I'm happy to see that the Southern Baptist Convention is not listed in any way.


----------



## tcalbrecht (Sep 4, 2008)

py3ak said:


> The same questions would apply to any Reformed group that participates in the NAE. Why? And, has that Reformed group demonstrably been a good influence?



Without some sort of George Bailey-esque insight, it's hard to say. The PCA could be living in Potterville rather than Bedford Falls.


----------



## py3ak (Sep 4, 2008)

But we have a sizable representation of PCA people on here. I thought they might have heard some discussion about it.
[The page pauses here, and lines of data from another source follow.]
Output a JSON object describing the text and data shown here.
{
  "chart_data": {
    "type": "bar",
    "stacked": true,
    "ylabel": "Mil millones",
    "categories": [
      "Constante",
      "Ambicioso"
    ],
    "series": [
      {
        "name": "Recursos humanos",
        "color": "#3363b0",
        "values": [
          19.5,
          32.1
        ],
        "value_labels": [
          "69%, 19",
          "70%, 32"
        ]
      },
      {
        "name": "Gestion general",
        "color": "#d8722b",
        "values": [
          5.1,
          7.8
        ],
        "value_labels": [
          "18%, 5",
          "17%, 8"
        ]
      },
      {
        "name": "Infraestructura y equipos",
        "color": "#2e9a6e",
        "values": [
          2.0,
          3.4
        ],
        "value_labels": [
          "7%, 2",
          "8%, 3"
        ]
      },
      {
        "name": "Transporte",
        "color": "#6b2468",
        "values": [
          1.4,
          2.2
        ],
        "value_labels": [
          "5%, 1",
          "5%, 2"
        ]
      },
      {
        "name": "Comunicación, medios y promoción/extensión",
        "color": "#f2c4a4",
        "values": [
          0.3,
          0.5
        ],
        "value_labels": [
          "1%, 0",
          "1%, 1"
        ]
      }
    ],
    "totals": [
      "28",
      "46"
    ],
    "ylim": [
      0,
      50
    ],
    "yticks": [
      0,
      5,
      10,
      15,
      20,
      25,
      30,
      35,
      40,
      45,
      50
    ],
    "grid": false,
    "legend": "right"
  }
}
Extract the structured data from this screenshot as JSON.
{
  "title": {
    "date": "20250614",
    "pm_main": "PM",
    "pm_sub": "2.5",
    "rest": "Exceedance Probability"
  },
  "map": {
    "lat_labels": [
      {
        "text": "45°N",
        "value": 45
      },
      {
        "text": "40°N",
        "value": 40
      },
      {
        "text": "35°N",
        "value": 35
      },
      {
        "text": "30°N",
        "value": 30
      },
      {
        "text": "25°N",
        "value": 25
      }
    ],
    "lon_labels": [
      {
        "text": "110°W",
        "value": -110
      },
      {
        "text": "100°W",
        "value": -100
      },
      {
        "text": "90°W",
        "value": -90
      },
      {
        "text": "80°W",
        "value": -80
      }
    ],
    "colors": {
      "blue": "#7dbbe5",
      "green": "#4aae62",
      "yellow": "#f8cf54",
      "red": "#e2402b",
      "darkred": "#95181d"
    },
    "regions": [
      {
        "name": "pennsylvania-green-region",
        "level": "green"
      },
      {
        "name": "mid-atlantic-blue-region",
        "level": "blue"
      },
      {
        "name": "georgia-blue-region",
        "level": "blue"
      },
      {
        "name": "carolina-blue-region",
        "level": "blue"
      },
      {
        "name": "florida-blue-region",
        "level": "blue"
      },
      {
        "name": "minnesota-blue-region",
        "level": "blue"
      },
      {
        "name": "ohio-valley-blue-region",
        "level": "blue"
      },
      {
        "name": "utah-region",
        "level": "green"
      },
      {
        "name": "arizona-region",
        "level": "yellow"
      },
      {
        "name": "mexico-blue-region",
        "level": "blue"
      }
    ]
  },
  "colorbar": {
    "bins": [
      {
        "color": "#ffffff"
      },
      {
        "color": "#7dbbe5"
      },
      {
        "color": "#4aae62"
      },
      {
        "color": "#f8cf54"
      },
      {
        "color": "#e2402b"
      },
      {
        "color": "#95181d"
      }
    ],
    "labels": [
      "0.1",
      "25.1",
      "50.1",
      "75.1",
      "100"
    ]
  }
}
I am sincerely confused as to why the PCA would be a part of this group.


----------



## py3ak (Sep 7, 2008)

Any new takers on why the PCA is a member of the NAE?


----------



## NaphtaliPress (Sep 7, 2008)

tcalbrecht said:


> py3ak said:
> 
> 
> > The same questions would apply to any Reformed group that participates in the NAE. Why? And, has that Reformed group demonstrably been a good influence?
> ...


Or living in Disneyland? (Weeeee).
http://www.puritanboard.com/f117/pca-ga-disney-37267/


----------



## NaphtaliPress (Sep 7, 2008)

py3ak said:


> Any new takers on why the PCA is a member of the NAE?


No idea. I have a vague recollection the late George Calhoun of Mount Olive Tape Library fame was quite vocal about how bad a thing it was.


----------



## Christusregnat (Sep 8, 2008)

py3ak said:


> Any new takers on why the PCA is a member of the NAE?



Well.... in the spirit of numerology and the such like, I have a guess:

1. PCA has three letters; so does NAE
2. Each abbreviation ends with a vowel
3. Each abbreviation starts with a consonant
4. Each abbreviation has the letter "A" in it
5. P=16, C=3, A=1; N=14, A=1, E=5; Notice, the divine intention for the Union is sealed in the sacred number 20. 10 is fulness, and 2 is companionship; therefore, this companionship is fully satisfying. Hence, my dear brothers, let not man... well, you get the idea.

Mystically yours,


----------



## Backwoods Presbyterian (Sep 8, 2008)




----------



## Scott1 (Sep 8, 2008)

Our PCA Stated Clerk was, at one time, chairman of the board of NAE.

National Association of Evangelicals

I see that at one time, the PCA tried to use its influence to rescind the practice of allowing joint membership in the NAE and National Council of Churches (NCC).



> Roy Taylor, General Assembly clerk of the Presbyterian Church in America, which organized in 1973 as an alternative to what became the Presbyterian Church (U.S.A.), said, "The uniqueness of the NAE in its founding was to be an evangelical association in contrast to the more theologically diverse and pluralistic NCC mainline denominations." The PCA assembly last summer directed its interchurch relations committee to request that the NAE reverse its action.


http://findarticles.com/p/articles/mi_m1058/is_11_118/ai_73443608


----------



## py3ak (Sep 8, 2008)

It seems to defeat the purpose of the NAE if someone can be in it and in the NCC. I'm glad to hear there's been opposition to it. But how come it seems to be an established fact that no one is interested in changing? Am I making a big deal out of nothing?


----------



## Mushroom (Sep 8, 2008)

py3ak said:


> It seems to defeat the purpose of the NAE if someone can be in it and in the NCC. I'm glad to hear there's been opposition to it. But how come it seems to be an established fact that no one is interested in changing? Am I making a big deal out of nothing?


No, you're not, Ruben. Just another example of the serious problems facing my beloved denomination.


----------



## py3ak (Sep 8, 2008)

We had crusaders do stuff about the FV (and I understand that much of the real work is yet to be done, but at least there is a firm foundation on which to do it). Is this that much better?


----------